Given that there’s no private right of action under the Health Insurance Portability and Accountability Act, which prohibits the disclosure of personal health information without consumers’ consent, plaintiffs have had to find other ways “to attempt to vindicate users’ privacy rights,” including by bringing allegations under federal and state wiretapping statutes and asserting various common law privacy claims, Almeida said.

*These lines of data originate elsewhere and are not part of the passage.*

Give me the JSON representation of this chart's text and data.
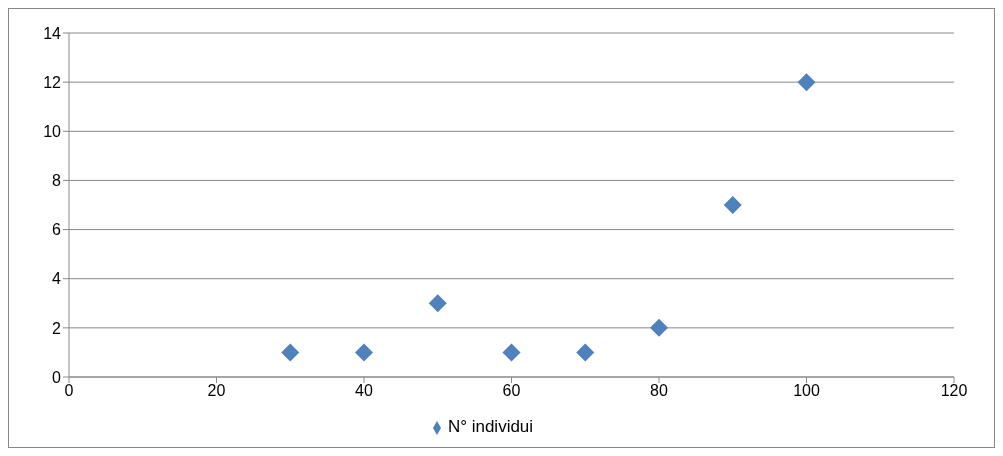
{
  "chart_data": {
    "type": "scatter",
    "x": [
      30,
      40,
      50,
      60,
      70,
      80,
      90,
      100
    ],
    "series": [
      {
        "name": "N° individui",
        "color": "#4f81bd",
        "values": [
          1,
          1,
          3,
          1,
          1,
          2,
          7,
          12
        ]
      }
    ],
    "xlim": [
      0,
      120
    ],
    "xticks": [
      0,
      20,
      40,
      60,
      80,
      100,
      120
    ],
    "ylim": [
      0,
      14
    ],
    "yticks": [
      0,
      2,
      4,
      6,
      8,
      10,
      12,
      14
    ],
    "grid": "y",
    "legend": "bottom",
    "marker": "diamond"
  }
}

While the case law is still developing, some trends are starting to emerge. This includes a recent flurry of decisions dismissing putative class actions against entertainment providers such as Paramount Global and MeTV that have held that merely providing registration information to a website that may have video content isn’t enough to qualify as a “subscriber” covered by the law, and attorneys say they’ll be watching to see if this pattern holds and what others may emerge.

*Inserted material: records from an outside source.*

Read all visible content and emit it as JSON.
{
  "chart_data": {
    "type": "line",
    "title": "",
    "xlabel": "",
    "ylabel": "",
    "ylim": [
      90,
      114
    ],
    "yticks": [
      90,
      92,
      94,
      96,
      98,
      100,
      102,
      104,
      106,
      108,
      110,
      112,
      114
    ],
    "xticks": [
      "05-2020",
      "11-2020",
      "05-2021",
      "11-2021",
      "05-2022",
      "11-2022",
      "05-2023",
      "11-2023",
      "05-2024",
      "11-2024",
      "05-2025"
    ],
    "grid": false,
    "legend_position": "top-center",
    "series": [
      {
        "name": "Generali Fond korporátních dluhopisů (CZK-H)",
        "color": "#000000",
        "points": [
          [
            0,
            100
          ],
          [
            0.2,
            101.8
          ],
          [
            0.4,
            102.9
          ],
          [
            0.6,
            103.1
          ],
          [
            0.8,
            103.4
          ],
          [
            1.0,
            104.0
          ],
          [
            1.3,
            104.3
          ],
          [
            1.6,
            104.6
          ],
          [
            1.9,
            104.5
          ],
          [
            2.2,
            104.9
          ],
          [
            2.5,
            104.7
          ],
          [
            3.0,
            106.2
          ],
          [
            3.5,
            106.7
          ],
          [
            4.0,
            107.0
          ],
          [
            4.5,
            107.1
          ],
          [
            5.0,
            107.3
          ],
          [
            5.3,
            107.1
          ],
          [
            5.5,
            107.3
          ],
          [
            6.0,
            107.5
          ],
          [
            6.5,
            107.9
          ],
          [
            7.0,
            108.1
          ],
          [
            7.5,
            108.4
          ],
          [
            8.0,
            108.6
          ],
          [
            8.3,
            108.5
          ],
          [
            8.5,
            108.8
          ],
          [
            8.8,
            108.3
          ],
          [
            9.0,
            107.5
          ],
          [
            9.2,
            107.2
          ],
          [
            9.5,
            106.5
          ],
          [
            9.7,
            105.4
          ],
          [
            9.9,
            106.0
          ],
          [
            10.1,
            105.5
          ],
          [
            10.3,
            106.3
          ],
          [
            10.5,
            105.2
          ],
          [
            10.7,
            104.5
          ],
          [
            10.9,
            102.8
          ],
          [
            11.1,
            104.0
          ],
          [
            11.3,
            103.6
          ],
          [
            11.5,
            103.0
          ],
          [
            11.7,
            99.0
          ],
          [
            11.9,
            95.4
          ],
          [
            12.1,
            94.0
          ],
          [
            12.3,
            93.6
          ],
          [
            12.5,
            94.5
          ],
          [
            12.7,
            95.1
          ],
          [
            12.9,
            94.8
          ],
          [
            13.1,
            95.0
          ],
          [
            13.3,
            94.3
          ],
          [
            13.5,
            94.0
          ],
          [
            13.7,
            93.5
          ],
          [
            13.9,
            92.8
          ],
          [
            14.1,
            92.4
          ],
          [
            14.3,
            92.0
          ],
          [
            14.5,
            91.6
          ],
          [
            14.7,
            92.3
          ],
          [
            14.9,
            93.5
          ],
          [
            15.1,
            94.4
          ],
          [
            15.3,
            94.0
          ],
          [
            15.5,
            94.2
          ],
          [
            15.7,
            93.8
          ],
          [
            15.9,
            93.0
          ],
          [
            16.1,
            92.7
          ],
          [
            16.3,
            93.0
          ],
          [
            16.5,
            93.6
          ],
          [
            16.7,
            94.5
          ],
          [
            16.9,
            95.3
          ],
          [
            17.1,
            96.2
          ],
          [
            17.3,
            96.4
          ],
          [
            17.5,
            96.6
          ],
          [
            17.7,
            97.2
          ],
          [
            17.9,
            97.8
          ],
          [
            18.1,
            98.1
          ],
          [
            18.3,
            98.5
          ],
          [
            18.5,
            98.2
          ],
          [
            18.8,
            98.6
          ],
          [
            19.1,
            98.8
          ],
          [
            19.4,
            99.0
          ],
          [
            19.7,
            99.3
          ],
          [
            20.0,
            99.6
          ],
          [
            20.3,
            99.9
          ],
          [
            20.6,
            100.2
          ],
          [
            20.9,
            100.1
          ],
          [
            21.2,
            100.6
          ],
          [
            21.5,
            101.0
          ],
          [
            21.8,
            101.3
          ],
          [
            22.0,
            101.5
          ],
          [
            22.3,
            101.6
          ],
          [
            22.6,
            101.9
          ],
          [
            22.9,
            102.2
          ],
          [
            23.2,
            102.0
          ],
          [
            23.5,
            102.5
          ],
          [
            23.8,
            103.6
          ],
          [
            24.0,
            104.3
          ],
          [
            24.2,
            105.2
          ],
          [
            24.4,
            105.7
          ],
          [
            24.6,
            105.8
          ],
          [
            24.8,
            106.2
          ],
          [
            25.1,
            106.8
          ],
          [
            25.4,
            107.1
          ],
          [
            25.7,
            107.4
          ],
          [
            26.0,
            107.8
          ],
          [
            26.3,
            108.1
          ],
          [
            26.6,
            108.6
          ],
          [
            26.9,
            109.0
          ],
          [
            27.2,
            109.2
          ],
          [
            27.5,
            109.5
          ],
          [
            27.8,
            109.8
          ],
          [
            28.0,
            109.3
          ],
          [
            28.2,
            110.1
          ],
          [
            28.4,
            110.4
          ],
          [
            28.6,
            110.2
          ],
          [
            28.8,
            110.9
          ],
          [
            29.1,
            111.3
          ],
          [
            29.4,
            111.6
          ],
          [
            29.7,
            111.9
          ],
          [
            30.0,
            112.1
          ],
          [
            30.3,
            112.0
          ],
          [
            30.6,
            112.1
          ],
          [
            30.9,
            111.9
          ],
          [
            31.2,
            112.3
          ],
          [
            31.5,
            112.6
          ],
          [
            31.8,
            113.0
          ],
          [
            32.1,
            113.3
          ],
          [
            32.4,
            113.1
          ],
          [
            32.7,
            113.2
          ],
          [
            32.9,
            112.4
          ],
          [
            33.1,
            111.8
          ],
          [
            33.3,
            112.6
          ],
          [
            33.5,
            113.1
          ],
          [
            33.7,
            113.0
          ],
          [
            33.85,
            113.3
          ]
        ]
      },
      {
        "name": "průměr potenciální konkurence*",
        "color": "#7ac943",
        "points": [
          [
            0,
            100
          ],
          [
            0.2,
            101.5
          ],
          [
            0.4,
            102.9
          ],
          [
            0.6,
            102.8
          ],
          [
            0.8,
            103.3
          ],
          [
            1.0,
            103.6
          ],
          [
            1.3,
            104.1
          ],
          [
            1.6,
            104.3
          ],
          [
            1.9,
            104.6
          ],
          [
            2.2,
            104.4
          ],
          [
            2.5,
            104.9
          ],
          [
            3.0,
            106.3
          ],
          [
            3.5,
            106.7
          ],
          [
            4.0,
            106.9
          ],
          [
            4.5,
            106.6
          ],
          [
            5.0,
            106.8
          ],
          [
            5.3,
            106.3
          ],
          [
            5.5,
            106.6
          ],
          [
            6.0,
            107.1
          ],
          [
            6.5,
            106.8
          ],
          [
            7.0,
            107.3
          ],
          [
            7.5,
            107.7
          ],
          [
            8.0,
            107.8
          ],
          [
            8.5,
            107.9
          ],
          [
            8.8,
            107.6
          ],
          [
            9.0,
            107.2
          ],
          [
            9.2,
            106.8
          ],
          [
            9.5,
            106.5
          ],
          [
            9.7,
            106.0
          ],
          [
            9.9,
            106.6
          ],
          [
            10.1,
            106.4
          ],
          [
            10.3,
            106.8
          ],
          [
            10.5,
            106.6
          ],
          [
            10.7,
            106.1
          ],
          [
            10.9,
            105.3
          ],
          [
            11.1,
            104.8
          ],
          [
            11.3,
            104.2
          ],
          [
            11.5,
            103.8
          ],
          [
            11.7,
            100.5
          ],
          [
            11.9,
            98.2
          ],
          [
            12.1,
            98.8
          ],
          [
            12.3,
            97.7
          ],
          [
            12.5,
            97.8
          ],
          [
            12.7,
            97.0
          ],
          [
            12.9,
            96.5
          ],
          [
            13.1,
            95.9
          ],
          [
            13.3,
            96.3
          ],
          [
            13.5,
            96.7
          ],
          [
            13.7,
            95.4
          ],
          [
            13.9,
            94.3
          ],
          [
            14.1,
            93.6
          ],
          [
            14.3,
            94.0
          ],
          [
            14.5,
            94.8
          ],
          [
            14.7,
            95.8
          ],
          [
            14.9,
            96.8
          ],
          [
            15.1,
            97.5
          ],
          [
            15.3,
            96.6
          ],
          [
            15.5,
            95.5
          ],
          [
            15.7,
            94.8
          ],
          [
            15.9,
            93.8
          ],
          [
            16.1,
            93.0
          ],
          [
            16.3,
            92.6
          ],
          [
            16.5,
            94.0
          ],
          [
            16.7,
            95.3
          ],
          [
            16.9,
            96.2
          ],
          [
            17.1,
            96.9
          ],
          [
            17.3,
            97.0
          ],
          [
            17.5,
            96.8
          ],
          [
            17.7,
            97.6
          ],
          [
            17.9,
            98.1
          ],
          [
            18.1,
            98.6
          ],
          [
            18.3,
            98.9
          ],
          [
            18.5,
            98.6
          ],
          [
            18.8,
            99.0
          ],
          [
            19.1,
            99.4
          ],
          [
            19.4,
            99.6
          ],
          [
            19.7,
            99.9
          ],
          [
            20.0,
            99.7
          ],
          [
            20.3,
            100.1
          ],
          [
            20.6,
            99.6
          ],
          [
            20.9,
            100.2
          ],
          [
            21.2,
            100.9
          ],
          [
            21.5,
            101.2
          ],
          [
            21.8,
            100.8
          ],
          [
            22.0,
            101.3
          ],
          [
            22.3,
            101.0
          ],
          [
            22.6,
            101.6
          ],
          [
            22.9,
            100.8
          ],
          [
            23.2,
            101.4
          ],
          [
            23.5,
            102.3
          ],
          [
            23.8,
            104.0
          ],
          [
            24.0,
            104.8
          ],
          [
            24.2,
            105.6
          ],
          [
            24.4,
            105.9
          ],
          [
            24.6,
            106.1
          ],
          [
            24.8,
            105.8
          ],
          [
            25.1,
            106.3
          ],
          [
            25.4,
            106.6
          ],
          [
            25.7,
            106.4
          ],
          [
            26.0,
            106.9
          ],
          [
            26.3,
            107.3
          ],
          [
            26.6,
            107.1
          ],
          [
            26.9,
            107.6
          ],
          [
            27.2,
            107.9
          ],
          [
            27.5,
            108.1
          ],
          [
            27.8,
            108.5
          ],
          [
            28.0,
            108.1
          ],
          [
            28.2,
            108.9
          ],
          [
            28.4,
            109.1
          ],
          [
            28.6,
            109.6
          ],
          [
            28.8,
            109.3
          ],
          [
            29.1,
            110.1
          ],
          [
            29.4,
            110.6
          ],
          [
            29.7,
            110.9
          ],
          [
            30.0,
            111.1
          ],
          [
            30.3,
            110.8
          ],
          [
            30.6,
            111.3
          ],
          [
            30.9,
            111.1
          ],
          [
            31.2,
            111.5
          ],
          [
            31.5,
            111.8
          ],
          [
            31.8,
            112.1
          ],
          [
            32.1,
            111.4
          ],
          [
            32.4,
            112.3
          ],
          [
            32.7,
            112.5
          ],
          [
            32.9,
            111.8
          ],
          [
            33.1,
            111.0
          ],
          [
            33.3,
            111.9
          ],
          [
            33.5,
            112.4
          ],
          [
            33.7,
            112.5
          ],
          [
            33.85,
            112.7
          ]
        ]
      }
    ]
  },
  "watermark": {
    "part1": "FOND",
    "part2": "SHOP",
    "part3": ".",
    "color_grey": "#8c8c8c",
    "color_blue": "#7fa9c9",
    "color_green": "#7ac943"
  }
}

Federal regulators have also shown in recent months that they’re paying close attention to this area as well.

The FTC has announced several major health privacy actions so far this year that have come down on companies for their allegedly unauthorized sharing of personal health information with Facebook, Google and other advertisers.

The commission also took the significant step of teaming up with the U.S. Department of Health and Human Services’ Office for Civil Rights earlier this month to warn dozens of companies about their responsibility to guard against unauthorized data disclosures.

In their joint letter sent to approximately 130 hospital systems and telehealth providers, the agencies flagged the “risks and concerns” of integrating into their websites and mobile apps online tracking technologies such as Facebook Pixel and Google Analytics that may lead to the impermissible disclosure of consumers’ personal health data to third parties.

The regulators warned that they’re “closely watching” developments in this area, and they “strongly encouraged” providers to review laws that could apply if such unauthorized disclosures are made — including HIPAA, Section 5 of the FTC Act and the FTC’s Health Breach Notification Rule — and to “take actions to protect the privacy and security of individuals’ health information.”

“It will be interesting to see if companies cease these online tracking practices,” Perkins said. “While it’s such a valuable way of marketing, it’s also clear they could run into trouble here.”